PEG shedding-rate-dependent blood clearance of PEGylated lipid nanoparticles in mice: Faster PEG shedding attenuates anti-PEG IgM production

PEGylation—modification with polyethylene glycol (PEG)—is useful for stabilizing lipid nanoparticles (LNPs). However, such PEGylation can prevent small interfering RNA (siRNA) encapsulated in LNPs from exerting its gene-silencing effects by disrupting the interaction of LNPs with target cells and by inducing the accelerated blood clearance phenomenon via anti-PEG IgM. PEG-lipids with short acyl chains can be used to address these issues because they are quickly shed from LNPs after administration; however, there are few reports on the relationships among PEG shedding rate, anti-PEG IgM production, and the gene-silencing activity of siRNA upon repeated LNP administration. Here, in mice, we found that LNPs conjugated to a fast-shedding PEG-lipid (short acyl chain) induced less anti-PEG IgM compared with LNPs conjugated to a slow-shedding PEG-lipid (long acyl chain).
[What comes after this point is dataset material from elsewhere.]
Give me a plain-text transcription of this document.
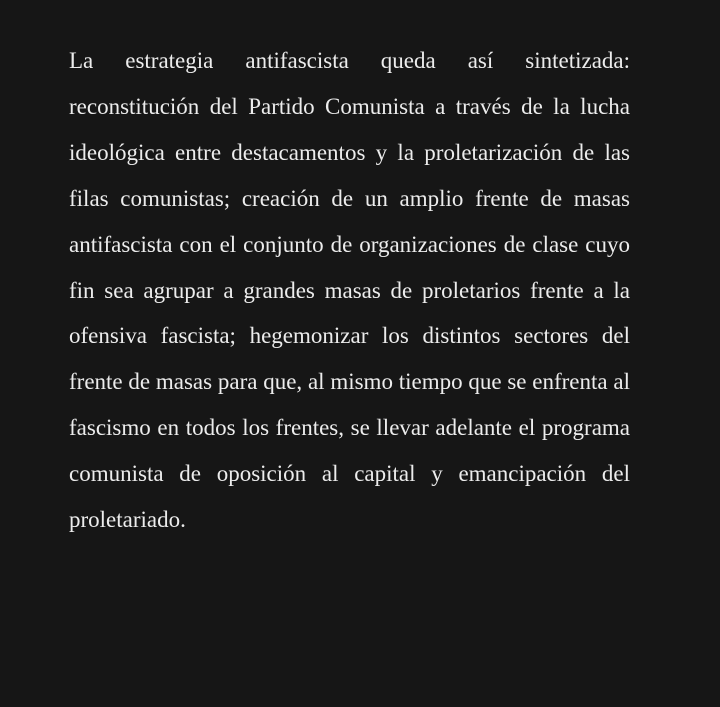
La estrategia antifascista queda así sintetizada: reconstitución del Partido Comunista a través de la lucha ideológica entre destacamentos y la proletarización de las filas comunistas; creación de un amplio frente de masas antifascista con el conjunto de organizaciones de clase cuyo fin sea agrupar a grandes masas de proletarios frente a la ofensiva fascista; hegemonizar los distintos sectores del frente de masas para que, al mismo tiempo que se enfrenta al fascismo en todos los frentes, se llevar adelante el programa comunista de oposición al capital y emancipación del proletariado.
Moreover, pretreatment of mice with LNPs conjugated to the slow-shedding PEG-lipid caused loss of RNA interference activity after subsequent LNP administration because the payload siRNA was delivered primarily to Kupffer cells rather than to hepatocytes. Together, these findings imply that manipulating PEG shedding rate and anti-PEG antibody production is enormously important in the development of RNA interference-based therapeutics utilizing LNP technology.